Sur les réseaux sociaux, des vidéos amateurs montrent des personnes masquées s'en prenant à un bar du quartier, L'Atmosphère, jetant notamment des chaises contre la devanture.

"Tout ce qu'on n'aime pas" 

"Ce sont des groupes certainement marginaux car l'essentiel des supporters niçois doit arriver aujourd'hui à Paris", a assuré le président de la Fédération française de football Philippe Diallo sur France Info. "On est dans tout ce qu'on n'aime pas dans le football, c'est-à-dire de la violence, alors même qu'une finale de Coupe de France, c'est la fête...".

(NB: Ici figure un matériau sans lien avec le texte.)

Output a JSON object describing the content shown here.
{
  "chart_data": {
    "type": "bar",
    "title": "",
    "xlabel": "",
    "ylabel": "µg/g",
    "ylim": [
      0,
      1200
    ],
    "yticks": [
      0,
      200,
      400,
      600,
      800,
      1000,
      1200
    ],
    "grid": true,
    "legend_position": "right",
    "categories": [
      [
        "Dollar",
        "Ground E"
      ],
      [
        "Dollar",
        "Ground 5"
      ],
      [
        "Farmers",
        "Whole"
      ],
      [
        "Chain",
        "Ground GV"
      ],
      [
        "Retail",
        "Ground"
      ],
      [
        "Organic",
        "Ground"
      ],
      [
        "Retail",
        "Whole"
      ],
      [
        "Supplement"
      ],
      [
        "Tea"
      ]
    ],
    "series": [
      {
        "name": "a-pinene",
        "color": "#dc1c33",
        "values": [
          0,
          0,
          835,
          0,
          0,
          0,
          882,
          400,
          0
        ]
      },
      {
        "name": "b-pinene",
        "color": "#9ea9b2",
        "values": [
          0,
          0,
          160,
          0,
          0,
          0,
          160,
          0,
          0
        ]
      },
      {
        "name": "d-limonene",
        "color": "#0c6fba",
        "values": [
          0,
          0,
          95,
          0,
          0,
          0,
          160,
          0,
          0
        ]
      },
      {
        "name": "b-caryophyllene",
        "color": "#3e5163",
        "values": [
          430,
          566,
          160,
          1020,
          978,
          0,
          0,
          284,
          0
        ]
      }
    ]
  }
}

Le maire du XIe arrondissement, David Belliard, a dénoncé sur son compte X "un cortège de militants d'extrême droite en plein Paris, qui se battent et sont violents".

"Ces gens n'ont rien à faire là. Nous ne voulons ni d'eux, ni de leur idéologie raciste ici", a ajouté l'élu écologiste.

Classée à risque en raison de l'animosité entre les supporters de Nice et ceux du PSG, cette finale de Coupe de France fait l'objet d'un important dispositif, avec plus de 2.000 policiers prévus.

La préfecture de Seine-Saint-Denis a également décidé d'interdire la vente de boissons alcoolisées sur place et aux abords immédiats du Stade de France, ainsi que leur consommation sur la voie publique.

Le RC Lens, qui a terminé 2e du championnat derrière le Paris Saint-Germain, peut écrire l'une des plus belles pages de son histoire en remportant sa première Coupe de France.

De son côté, Nice tentera avant tout de reprendre confiance quelques jours avant des barrages décisifs pour son maintien en Ligue 1, contre Saint-Etienne.